Gamble's negotiating team also presented GEO with salaries of other GSIs throughout the United States. Through this presentation, Gamble said he wanted to show the graduate employees they were being paid well compared to other universities' GSIs.

"My whole goal today was to tell them we (the negotiating team) looked at the other schools," Gamble said. "None of the GSIs' other salaries approached theirs at all."

Senate Advisory Committee on University Affairs William Ensminger said that although he is aware of the negotiations, he is uncertain of the details.

Many GEO members were dissatisfied with the University's presentation, dubbing it ineffective.

"The administrators refused to take GEO's wage proposal seriously," Susan Chimonas, a doctoral Sociology student, said. "This was not a counterproposal, instead they just got statistics from other schools about wages."

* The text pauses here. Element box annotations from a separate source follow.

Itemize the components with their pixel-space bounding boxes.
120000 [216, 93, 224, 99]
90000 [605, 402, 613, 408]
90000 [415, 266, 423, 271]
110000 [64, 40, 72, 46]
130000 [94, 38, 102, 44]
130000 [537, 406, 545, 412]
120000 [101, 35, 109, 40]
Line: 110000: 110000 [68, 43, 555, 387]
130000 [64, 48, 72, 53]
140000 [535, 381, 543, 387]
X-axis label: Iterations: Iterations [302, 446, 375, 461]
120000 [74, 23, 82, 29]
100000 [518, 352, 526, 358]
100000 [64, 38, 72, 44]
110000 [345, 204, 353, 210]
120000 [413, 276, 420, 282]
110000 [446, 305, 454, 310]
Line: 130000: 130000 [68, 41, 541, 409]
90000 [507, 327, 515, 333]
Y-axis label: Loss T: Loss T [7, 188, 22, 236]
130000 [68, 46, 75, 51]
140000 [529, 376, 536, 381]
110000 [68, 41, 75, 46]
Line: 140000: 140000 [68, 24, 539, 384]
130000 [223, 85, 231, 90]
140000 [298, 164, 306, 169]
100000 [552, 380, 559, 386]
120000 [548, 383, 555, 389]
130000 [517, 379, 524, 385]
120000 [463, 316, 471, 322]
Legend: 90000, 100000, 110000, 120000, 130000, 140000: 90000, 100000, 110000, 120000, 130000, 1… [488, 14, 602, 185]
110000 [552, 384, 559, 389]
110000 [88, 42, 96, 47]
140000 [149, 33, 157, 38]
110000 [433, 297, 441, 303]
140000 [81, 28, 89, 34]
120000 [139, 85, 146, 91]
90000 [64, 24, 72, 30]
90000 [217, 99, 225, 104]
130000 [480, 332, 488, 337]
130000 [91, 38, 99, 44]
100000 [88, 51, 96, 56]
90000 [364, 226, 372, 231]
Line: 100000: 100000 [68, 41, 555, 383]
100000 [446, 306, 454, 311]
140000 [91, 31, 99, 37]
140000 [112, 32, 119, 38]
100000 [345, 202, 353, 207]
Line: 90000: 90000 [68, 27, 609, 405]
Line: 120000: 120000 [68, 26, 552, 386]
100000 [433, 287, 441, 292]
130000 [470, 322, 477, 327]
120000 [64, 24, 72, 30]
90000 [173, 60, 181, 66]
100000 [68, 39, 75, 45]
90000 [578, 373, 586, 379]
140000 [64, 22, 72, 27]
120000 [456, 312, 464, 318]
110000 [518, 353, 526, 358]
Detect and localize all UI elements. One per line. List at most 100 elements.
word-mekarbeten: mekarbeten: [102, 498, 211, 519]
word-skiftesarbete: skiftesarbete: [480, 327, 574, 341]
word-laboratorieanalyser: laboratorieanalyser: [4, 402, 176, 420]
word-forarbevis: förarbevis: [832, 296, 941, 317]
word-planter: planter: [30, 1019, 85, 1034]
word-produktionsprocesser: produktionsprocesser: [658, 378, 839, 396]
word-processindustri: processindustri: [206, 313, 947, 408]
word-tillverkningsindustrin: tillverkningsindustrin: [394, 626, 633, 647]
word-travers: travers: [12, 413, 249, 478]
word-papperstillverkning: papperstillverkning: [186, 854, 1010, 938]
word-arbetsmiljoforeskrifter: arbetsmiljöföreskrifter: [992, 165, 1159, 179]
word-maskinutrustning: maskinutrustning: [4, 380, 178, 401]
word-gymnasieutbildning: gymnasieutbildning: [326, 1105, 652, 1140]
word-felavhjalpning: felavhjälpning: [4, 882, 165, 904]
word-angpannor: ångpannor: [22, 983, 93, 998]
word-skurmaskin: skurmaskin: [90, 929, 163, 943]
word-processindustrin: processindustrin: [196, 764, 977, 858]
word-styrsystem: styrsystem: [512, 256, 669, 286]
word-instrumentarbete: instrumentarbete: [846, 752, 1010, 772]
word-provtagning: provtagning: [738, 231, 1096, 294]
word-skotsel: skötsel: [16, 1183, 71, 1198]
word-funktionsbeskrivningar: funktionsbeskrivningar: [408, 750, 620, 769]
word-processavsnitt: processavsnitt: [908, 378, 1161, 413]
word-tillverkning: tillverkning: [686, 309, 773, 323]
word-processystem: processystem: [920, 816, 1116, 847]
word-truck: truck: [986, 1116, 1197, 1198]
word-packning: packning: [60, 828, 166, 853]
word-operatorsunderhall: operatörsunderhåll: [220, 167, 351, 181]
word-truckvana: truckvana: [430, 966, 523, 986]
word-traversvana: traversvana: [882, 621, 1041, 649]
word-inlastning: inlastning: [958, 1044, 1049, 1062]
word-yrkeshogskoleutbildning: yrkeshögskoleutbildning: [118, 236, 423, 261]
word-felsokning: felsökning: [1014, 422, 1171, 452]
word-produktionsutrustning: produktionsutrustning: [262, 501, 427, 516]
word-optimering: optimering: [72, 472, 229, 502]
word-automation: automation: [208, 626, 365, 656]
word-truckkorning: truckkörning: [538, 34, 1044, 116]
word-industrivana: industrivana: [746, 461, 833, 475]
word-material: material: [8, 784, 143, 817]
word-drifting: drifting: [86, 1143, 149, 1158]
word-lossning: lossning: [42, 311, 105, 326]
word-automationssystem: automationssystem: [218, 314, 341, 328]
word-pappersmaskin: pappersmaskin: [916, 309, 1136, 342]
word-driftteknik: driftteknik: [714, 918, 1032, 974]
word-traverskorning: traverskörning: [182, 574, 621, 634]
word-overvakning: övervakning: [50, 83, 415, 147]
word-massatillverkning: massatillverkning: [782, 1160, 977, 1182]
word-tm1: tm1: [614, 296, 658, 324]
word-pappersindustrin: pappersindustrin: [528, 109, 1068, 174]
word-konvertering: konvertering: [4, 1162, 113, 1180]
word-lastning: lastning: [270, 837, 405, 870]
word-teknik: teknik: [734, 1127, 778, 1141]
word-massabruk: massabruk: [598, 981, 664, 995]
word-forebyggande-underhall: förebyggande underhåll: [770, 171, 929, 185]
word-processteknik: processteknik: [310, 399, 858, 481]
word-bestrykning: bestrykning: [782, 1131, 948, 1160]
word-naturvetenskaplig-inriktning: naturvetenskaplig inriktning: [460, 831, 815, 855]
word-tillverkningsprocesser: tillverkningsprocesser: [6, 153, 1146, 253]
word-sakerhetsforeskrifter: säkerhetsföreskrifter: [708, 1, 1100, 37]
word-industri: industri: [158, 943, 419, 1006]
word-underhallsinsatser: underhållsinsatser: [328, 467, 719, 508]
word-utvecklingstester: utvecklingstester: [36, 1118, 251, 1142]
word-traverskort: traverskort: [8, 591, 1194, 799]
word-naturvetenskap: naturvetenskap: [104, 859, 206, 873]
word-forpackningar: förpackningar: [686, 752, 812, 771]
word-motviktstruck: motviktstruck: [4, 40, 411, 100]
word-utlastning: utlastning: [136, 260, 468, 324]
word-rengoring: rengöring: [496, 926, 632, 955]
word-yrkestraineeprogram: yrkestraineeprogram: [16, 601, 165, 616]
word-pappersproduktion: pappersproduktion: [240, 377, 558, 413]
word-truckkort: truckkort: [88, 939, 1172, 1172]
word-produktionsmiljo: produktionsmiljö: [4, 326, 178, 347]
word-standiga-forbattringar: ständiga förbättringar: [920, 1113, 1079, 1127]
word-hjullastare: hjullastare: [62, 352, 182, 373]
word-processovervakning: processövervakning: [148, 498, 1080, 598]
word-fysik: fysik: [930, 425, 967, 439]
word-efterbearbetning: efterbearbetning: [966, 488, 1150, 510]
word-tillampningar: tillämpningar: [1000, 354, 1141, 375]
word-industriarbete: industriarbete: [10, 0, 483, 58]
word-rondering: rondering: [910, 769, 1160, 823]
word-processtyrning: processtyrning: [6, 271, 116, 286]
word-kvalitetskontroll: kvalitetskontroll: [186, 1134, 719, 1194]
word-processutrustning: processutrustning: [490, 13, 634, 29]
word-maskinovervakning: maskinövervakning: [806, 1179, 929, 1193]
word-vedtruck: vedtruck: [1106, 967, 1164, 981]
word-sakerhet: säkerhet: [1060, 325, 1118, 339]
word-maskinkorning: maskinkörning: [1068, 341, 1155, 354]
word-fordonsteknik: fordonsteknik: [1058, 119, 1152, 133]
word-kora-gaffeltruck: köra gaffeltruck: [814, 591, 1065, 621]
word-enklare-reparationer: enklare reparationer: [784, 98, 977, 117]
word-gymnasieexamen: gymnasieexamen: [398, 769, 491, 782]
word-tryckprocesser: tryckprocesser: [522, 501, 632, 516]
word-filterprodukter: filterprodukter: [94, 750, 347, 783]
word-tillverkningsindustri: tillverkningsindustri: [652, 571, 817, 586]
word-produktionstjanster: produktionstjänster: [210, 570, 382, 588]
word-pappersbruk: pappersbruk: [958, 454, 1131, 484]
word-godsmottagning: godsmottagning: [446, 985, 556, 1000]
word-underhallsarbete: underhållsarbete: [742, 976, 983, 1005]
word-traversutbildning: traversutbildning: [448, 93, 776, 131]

Chimonas added that since the University's response included nothing about cost of living, the statistics were meaningless to GEO.

"Everyone knows $1 buys more in one place than in another," Chimonas said. "Without the cost of living information, the dollar values of wages didn't mean anything. They kind of wasted our time."

One reason GEO wants such a significant GSI salary increase is due to the cost of living in Ann Arbor. Dirnbach said the average GSI spends more than 40 percent of their monthly income on rent, leaving reasonably little money left for other commodities.

Gamble said the negotiation team did not include cost of living information in its presentation because GEO would be dissatisfied with whatever was presented.

"No cost of living information was going to be high enough for them to reinforce their proposal," Gamble said.